Every step of the way this has been a fun but challenging ride for Hoyt. Now, it’s no longer a long process it is a sprint. Hoyt will coach her first game in Gllagher-Iba Arena 18 days when Northeastern State will be in Stillwater on Nov. 1 for an exhibition. Next week Hoyt and several of her players will fly up to Kansas City for Big 12 Basketball Media Days. She was eagerly inviting media members to go up there and join her for some classic KC barbeque. Hoyt is over the top enthusiastic. Fortunately, for her and Oklahoma State and the future of the Cowgirls program she is just as realistic.
“We were looking to build a roster and we had a lot of reloading to do,” Hoyt told the media the other day of her spring and early summer mining of the transfer portal bringing in two of her former players from Kansas City and six other transfers coming from Arizona, Villanova, Arkansas State, and Southwestern Oklahoma State.
Her two players from KC in guards Naomie Alnatas and Landry Williams helped a lot in teaching teammates what was expected in practicing and playing the “Hoyt way.”
“We have a very mature group with five fifth-years, who just have a tremendous amount of experience, so it has been fun for me to coach that experience,” Hoyt said of a roster that does have five fifth-year seniors and one other senior. “They pick up on things quickly, they’re smart, and they know what it takes to win at this level. We haven’t had to coach effort or anything like that that some coaches may be battling early in the preseason.”
Asked about predictions and expectations, Hoyt is not naive, she knows that she was hired to get the program competing for top honors in the conference and NCAA Tournament runs. Here is where he realism comes in. You need a miracle for those things to happen overnight. Long-term success is built with a foundation and then continue to build up.

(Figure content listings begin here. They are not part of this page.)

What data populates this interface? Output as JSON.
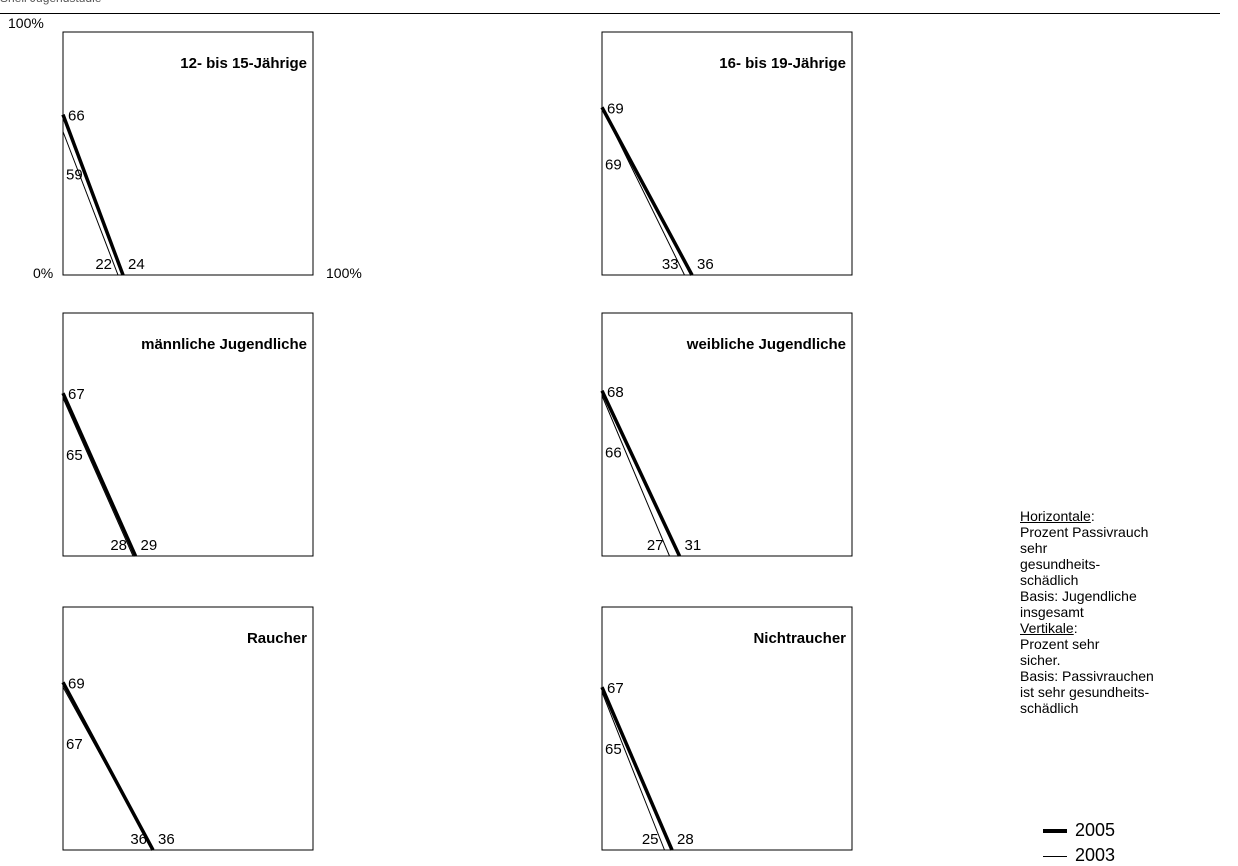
{
  "chart_data": {
    "type": "line",
    "series_names": [
      "2005",
      "2003"
    ],
    "axis": {
      "y_top_label": "100%",
      "origin_label": "0%",
      "x_right_label": "100%",
      "xlim": [
        0,
        100
      ],
      "ylim": [
        0,
        100
      ]
    },
    "panels": [
      {
        "title": "12- bis 15-Jährige",
        "s2005": {
          "x": 24,
          "y": 66
        },
        "s2003": {
          "x": 22,
          "y": 59
        }
      },
      {
        "title": "16- bis 19-Jährige",
        "s2005": {
          "x": 36,
          "y": 69
        },
        "s2003": {
          "x": 33,
          "y": 69
        }
      },
      {
        "title": "männliche Jugendliche",
        "s2005": {
          "x": 29,
          "y": 67
        },
        "s2003": {
          "x": 28,
          "y": 65
        }
      },
      {
        "title": "weibliche Jugendliche",
        "s2005": {
          "x": 31,
          "y": 68
        },
        "s2003": {
          "x": 27,
          "y": 66
        }
      },
      {
        "title": "Raucher",
        "s2005": {
          "x": 36,
          "y": 69
        },
        "s2003": {
          "x": 36,
          "y": 67
        }
      },
      {
        "title": "Nichtraucher",
        "s2005": {
          "x": 28,
          "y": 67
        },
        "s2003": {
          "x": 25,
          "y": 65
        }
      }
    ]
  },
  "legend": {
    "horizontal_heading": "Horizontale",
    "horizontal_lines": [
      "Prozent Passivrauch",
      "sehr",
      "gesundheits-",
      "schädlich",
      "Basis: Jugendliche",
      "insgesamt"
    ],
    "vertical_heading": "Vertikale",
    "vertical_lines": [
      "Prozent sehr",
      "sicher.",
      "Basis: Passivrauchen",
      "ist sehr gesundheits-",
      "schädlich"
    ],
    "key_2005": "2005",
    "key_2003": "2003"
  }
}
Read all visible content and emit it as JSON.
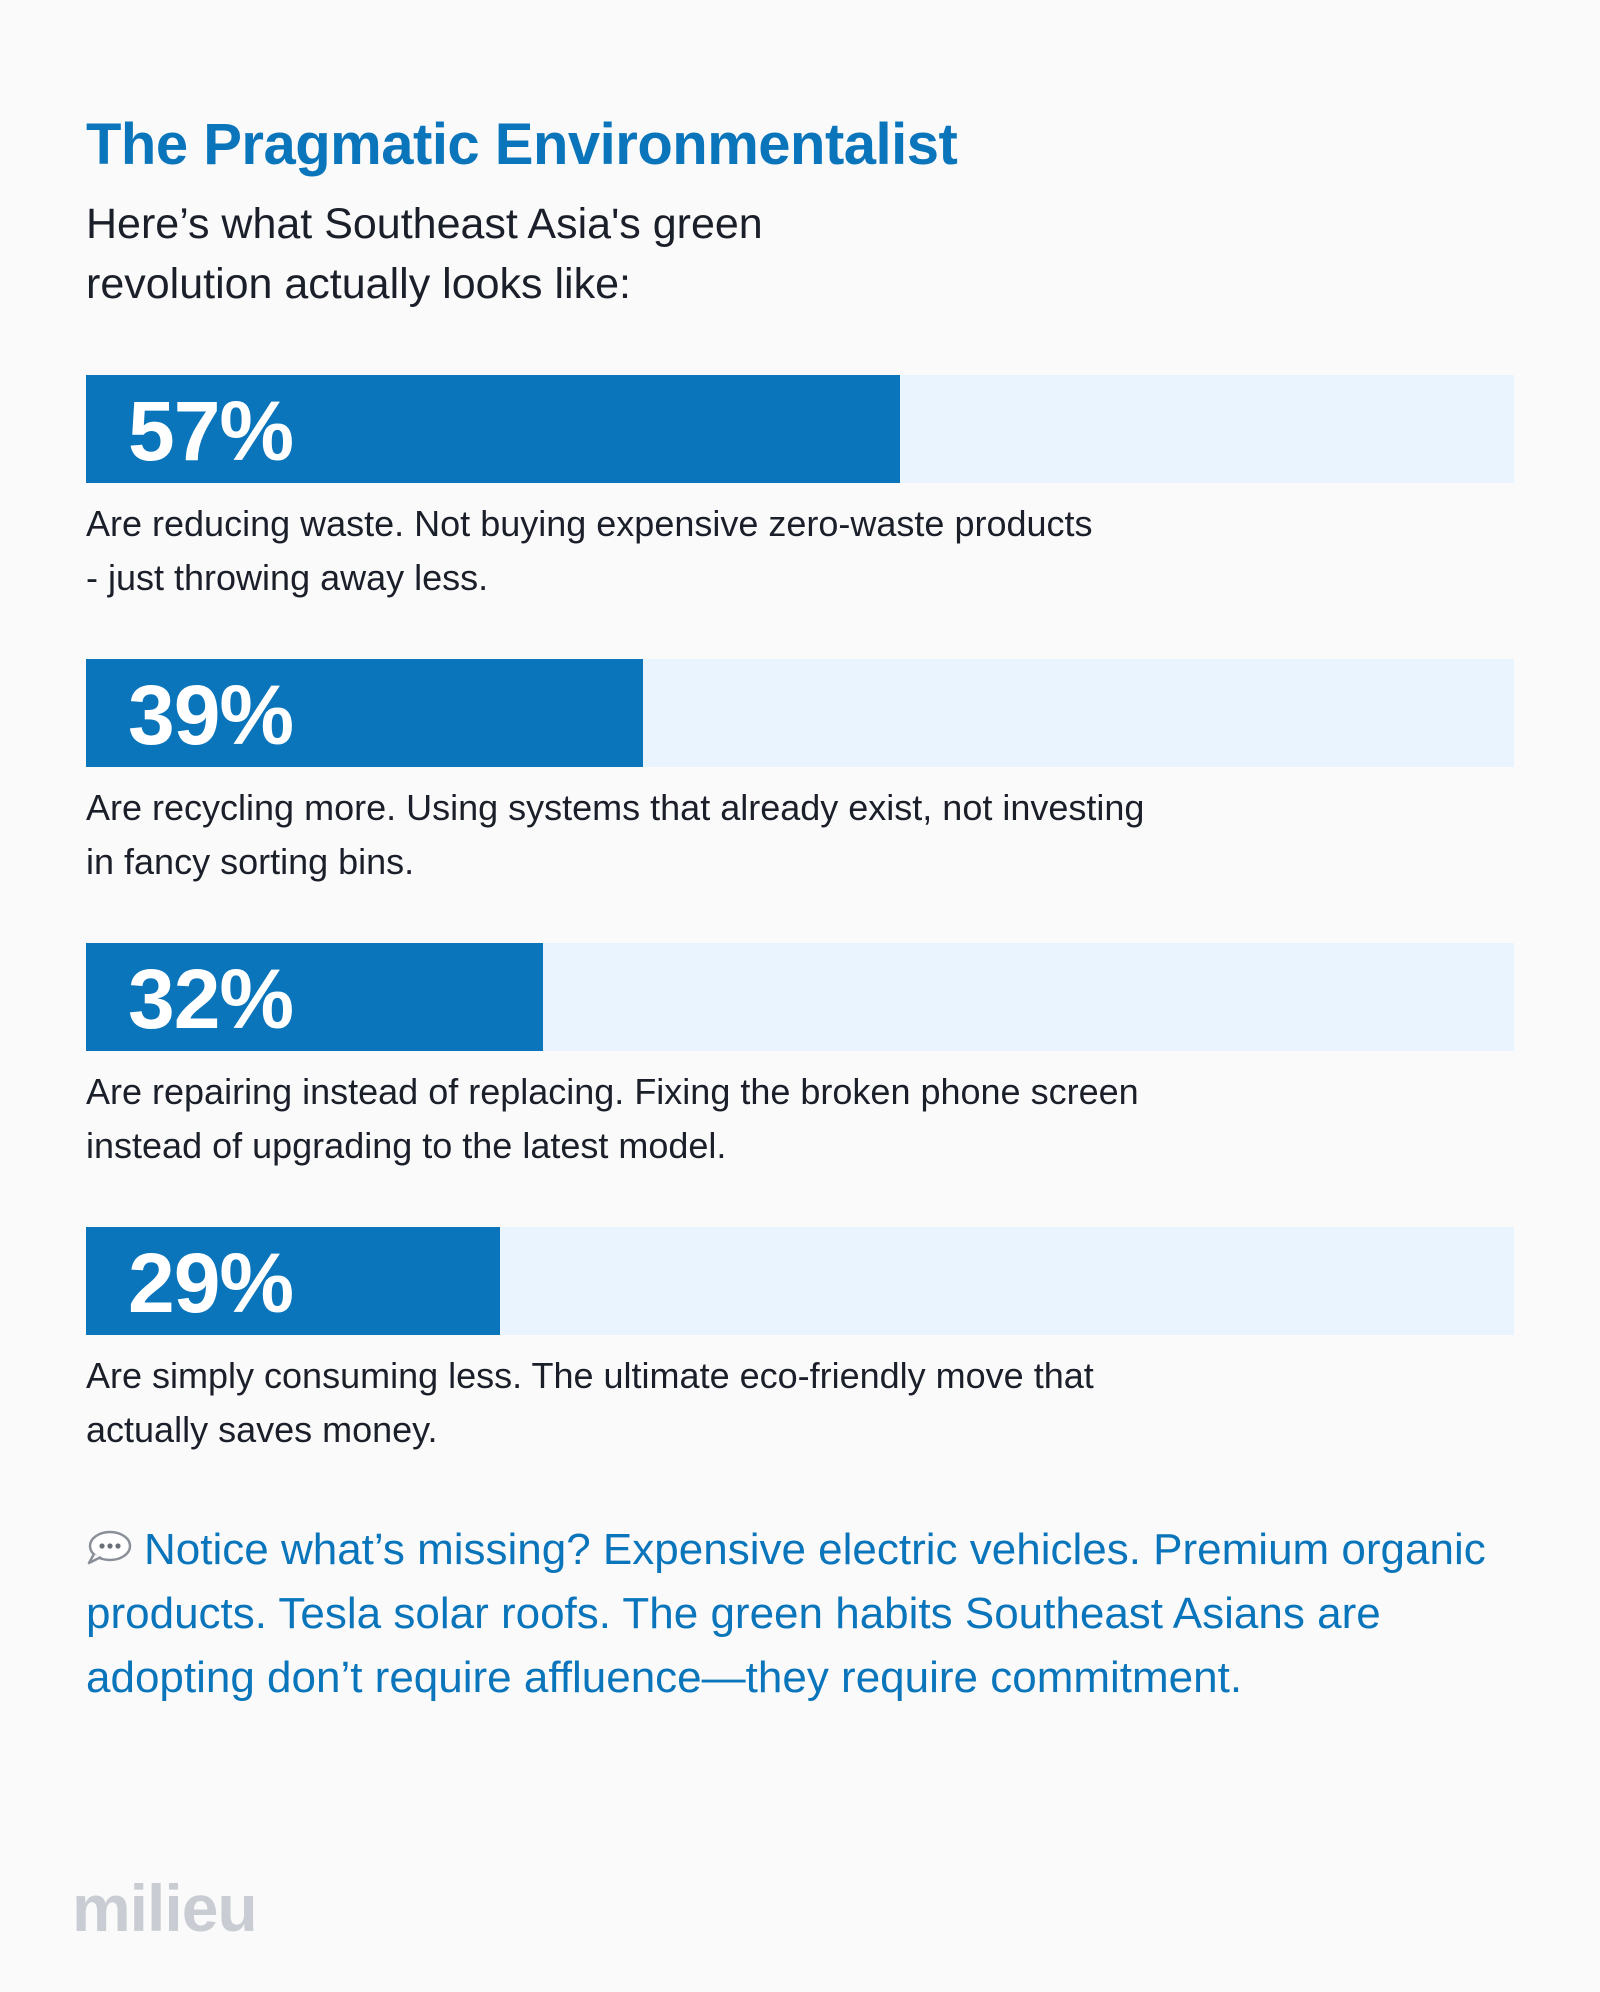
{
  "title": "The Pragmatic Environmentalist",
  "subtitle": "Here’s what Southeast Asia's green revolution actually looks like:",
  "colors": {
    "accent": "#0a75bb",
    "track": "#eaf4fe",
    "text": "#1b1f2a",
    "brand": "#c9cdd3",
    "background": "#fafafa"
  },
  "chart_data": {
    "type": "bar",
    "orientation": "horizontal",
    "xlim": [
      0,
      100
    ],
    "categories": [
      "Are reducing waste. Not buying expensive zero-waste products\n- just throwing away less.",
      "Are recycling more. Using systems that already exist, not investing\nin fancy sorting bins.",
      "Are repairing instead of replacing. Fixing the broken phone screen\ninstead of upgrading to the latest model.",
      "Are simply consuming less. The ultimate eco-friendly move that\nactually saves money."
    ],
    "values": [
      57,
      39,
      32,
      29
    ],
    "labels": [
      "57%",
      "39%",
      "32%",
      "29%"
    ]
  },
  "note": {
    "icon": "speech-bubble-icon",
    "text": "Notice what’s missing? Expensive electric vehicles. Premium organic products. Tesla solar roofs. The green habits Southeast Asians are adopting don’t require affluence—they require commitment."
  },
  "brand": "milieu"
}
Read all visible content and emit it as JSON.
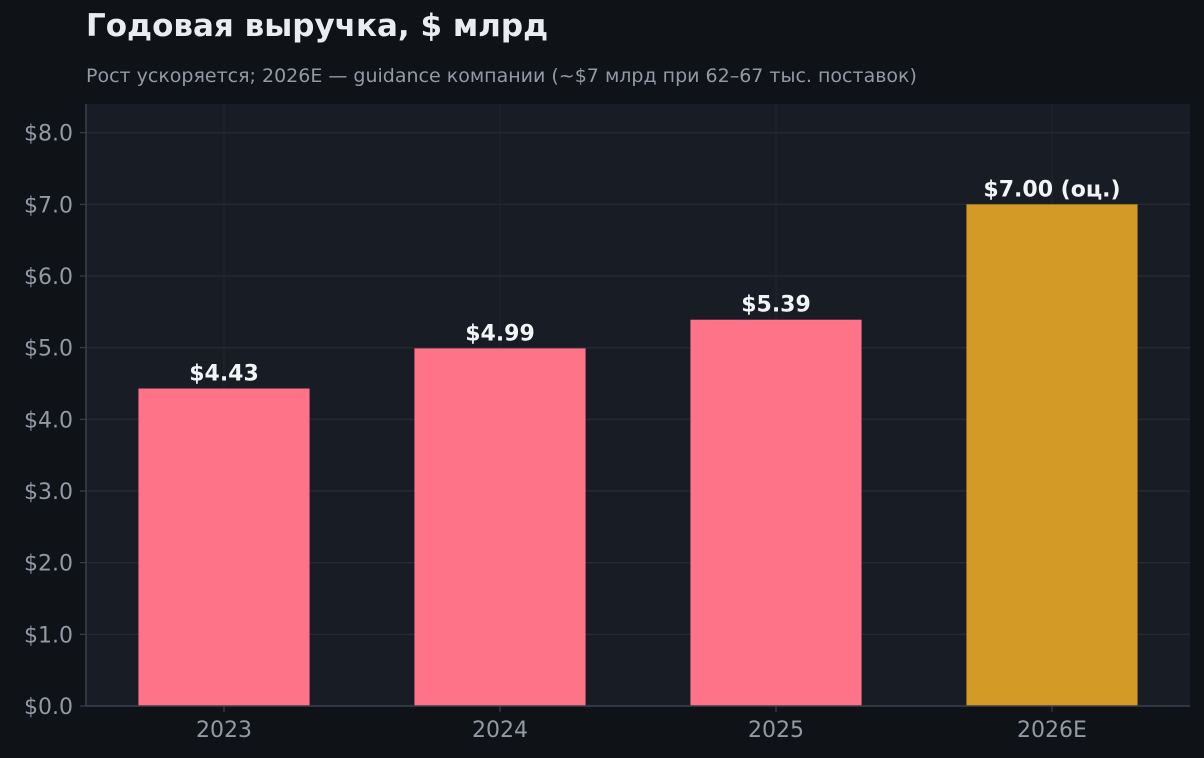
{
  "chart_data": {
    "type": "bar",
    "title": "Годовая выручка, $ млрд",
    "subtitle": "Рост ускоряется; 2026E — guidance компании (~$7 млрд при 62–67 тыс. поставок)",
    "xlabel": "",
    "ylabel": "",
    "categories": [
      "2023",
      "2024",
      "2025",
      "2026E"
    ],
    "values": [
      4.43,
      4.99,
      5.39,
      7.0
    ],
    "value_labels": [
      "$4.43",
      "$4.99",
      "$5.39",
      "$7.00 (оц.)"
    ],
    "estimated": [
      false,
      false,
      false,
      true
    ],
    "ylim": [
      0,
      8.4
    ],
    "yticks": [
      0,
      1,
      2,
      3,
      4,
      5,
      6,
      7,
      8
    ],
    "ytick_labels": [
      "$0.0",
      "$1.0",
      "$2.0",
      "$3.0",
      "$4.0",
      "$5.0",
      "$6.0",
      "$7.0",
      "$8.0"
    ],
    "grid": true,
    "legend": "none",
    "colors": {
      "actual": "#ff7388",
      "estimate": "#d49a26",
      "plot_background": "#181c24",
      "page_background": "#0f1216",
      "grid": "#262b35",
      "axis": "#3a404b",
      "tick_text": "#939aa5",
      "label_text": "#f2f4f8"
    }
  }
}
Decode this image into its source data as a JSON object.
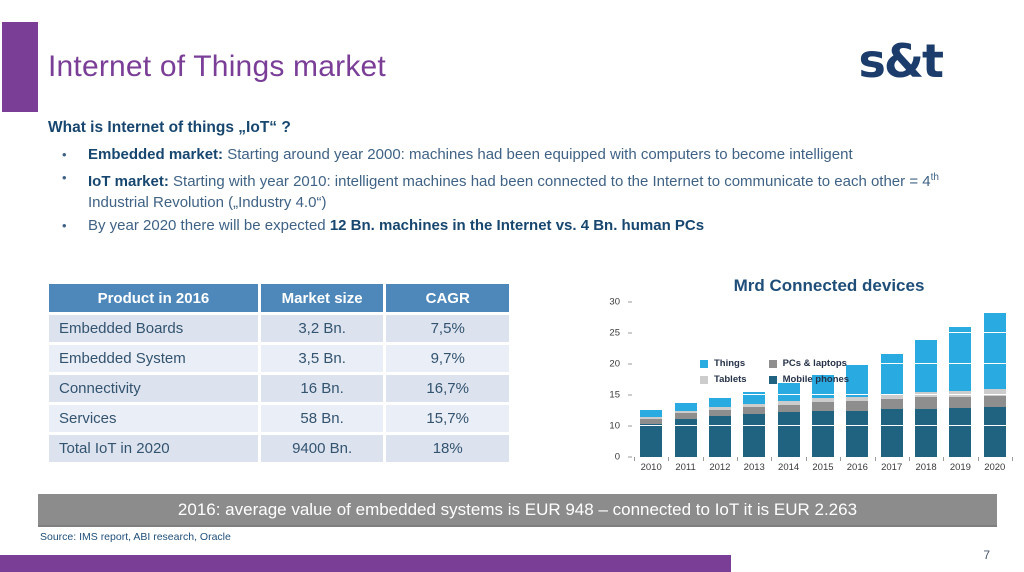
{
  "slide": {
    "title": "Internet of Things market",
    "logo": "s&t",
    "banner": "2016: average value of embedded systems is EUR 948 – connected to IoT it is EUR 2.263",
    "source": "Source: IMS report, ABI research, Oracle",
    "page_number": "7",
    "accent_color": "#7a3e97",
    "heading_color": "#17466f",
    "banner_color": "#8c8c8c"
  },
  "intro": {
    "heading": "What is Internet of things „IoT“ ?",
    "bullets": [
      {
        "parts": [
          {
            "t": "Embedded market:",
            "b": true
          },
          {
            "t": " Starting around year 2000: machines had been equipped with computers to become intelligent"
          }
        ]
      },
      {
        "parts": [
          {
            "t": "IoT market:",
            "b": true
          },
          {
            "t": " Starting with year 2010: intelligent machines had been connected to the Internet to communicate to each other = 4"
          },
          {
            "t": "th",
            "sup": true
          },
          {
            "t": " Industrial Revolution („Industry 4.0“)"
          }
        ]
      },
      {
        "parts": [
          {
            "t": "By year 2020 there will be expected "
          },
          {
            "t": "12 Bn. machines in the Internet vs. 4 Bn. human PCs",
            "b": true
          }
        ]
      }
    ]
  },
  "table": {
    "headers": [
      "Product in 2016",
      "Market size",
      "CAGR"
    ],
    "rows": [
      [
        "Embedded Boards",
        "3,2 Bn.",
        "7,5%"
      ],
      [
        "Embedded System",
        "3,5 Bn.",
        "9,7%"
      ],
      [
        "Connectivity",
        "16 Bn.",
        "16,7%"
      ],
      [
        "Services",
        "58 Bn.",
        "15,7%"
      ],
      [
        "Total IoT in 2020",
        "9400 Bn.",
        "18%"
      ]
    ],
    "header_bg": "#4e88ba",
    "row_colors": [
      "#dce3ef",
      "#eaeef6"
    ]
  },
  "chart_data": {
    "type": "bar",
    "stacked": true,
    "title": "Mrd Connected devices",
    "xlabel": "",
    "ylabel": "",
    "categories": [
      "2010",
      "2011",
      "2012",
      "2013",
      "2014",
      "2015",
      "2016",
      "2017",
      "2018",
      "2019",
      "2020"
    ],
    "series": [
      {
        "name": "Mobile phones",
        "color": "#1f6380",
        "values": [
          10.3,
          11.2,
          11.6,
          11.9,
          12.2,
          12.4,
          12.5,
          12.7,
          12.8,
          12.9,
          13.0
        ]
      },
      {
        "name": "PCs & laptops",
        "color": "#8e8e8e",
        "values": [
          0.8,
          0.9,
          1.0,
          1.2,
          1.2,
          1.4,
          1.5,
          1.7,
          1.8,
          1.8,
          1.9
        ]
      },
      {
        "name": "Tablets",
        "color": "#cccccc",
        "values": [
          0.4,
          0.4,
          0.4,
          0.5,
          0.6,
          0.7,
          0.7,
          0.8,
          0.9,
          1.0,
          1.0
        ]
      },
      {
        "name": "Things",
        "color": "#29abe2",
        "values": [
          1.1,
          1.2,
          1.5,
          1.9,
          3.0,
          3.7,
          5.2,
          6.4,
          8.4,
          10.3,
          12.3
        ]
      }
    ],
    "totals": [
      12.6,
      13.7,
      14.5,
      15.5,
      17.0,
      18.2,
      19.9,
      21.6,
      23.9,
      26.0,
      28.2
    ],
    "legend": [
      {
        "label": "Things",
        "color": "#29abe2"
      },
      {
        "label": "PCs & laptops",
        "color": "#8e8e8e"
      },
      {
        "label": "Tablets",
        "color": "#cccccc"
      },
      {
        "label": "Mobile phones",
        "color": "#1f6380"
      }
    ],
    "legend_position": "upper-left-inside",
    "grid": "white lines over bars at labeled ticks",
    "y_ticks": [
      0,
      10,
      15,
      20,
      25,
      30
    ],
    "y_axis_note": "labeled ticks are evenly spaced (0→10 spans one tick interval, then 5 per interval)"
  }
}
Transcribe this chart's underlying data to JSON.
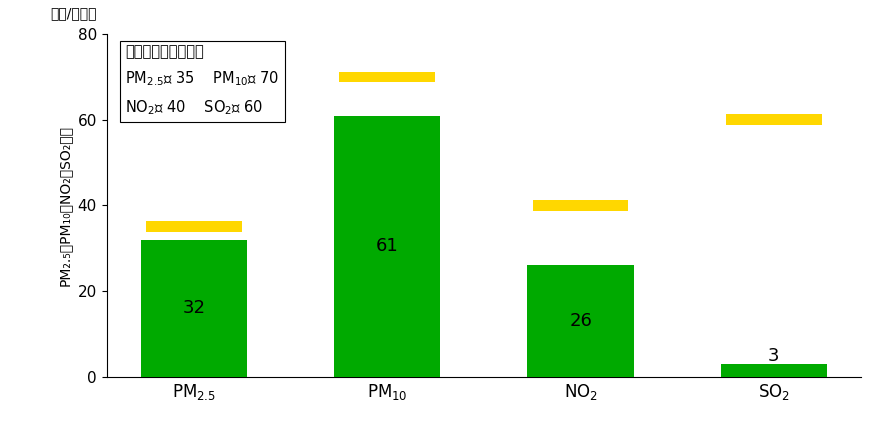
{
  "categories_latex": [
    "PM$_{2.5}$",
    "PM$_{10}$",
    "NO$_2$",
    "SO$_2$"
  ],
  "values": [
    32,
    61,
    26,
    3
  ],
  "standards": [
    35,
    70,
    40,
    60
  ],
  "bar_color": "#00aa00",
  "standard_color": "#FFD700",
  "bar_width": 0.55,
  "ylim": [
    0,
    80
  ],
  "yticks": [
    0,
    20,
    40,
    60,
    80
  ],
  "top_label": "微克/立方米",
  "legend_title": "国家二级标准限值：",
  "legend_line1_pre": "PM",
  "legend_line1_mid": "： 35    PM",
  "legend_line1_suf": "： 70",
  "legend_line2_pre": "NO",
  "legend_line2_mid": "： 40    SO",
  "legend_line2_suf": "： 60",
  "ylabel_chinese": "PM₂.₅、PM₁₀、NO₂、SO₂浓度",
  "value_fontsize": 13,
  "standard_bar_height": 2.5,
  "label_fontsize": 12,
  "tick_fontsize": 11
}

“We needed players that wanted to win and were willing to make sacrifices in order to win,” Hoyt said. “We were looking for players that wanted a rebuild and not everybody wants that. There are players that want to win a conference championship and we’re not that yet. We needed players that wanted to start that and I think we got them.”
That doesn’t mean this can’t be fun and this team can’t dream and hope for that miracle. The sport is supposed to be fun and exciting. Hoyt aims for that experience to happen and from the start.
“More excitement than nerves and they are a group that wants to preform well all of the time,” the new head coach said of the experience she and her players are having so far in practice.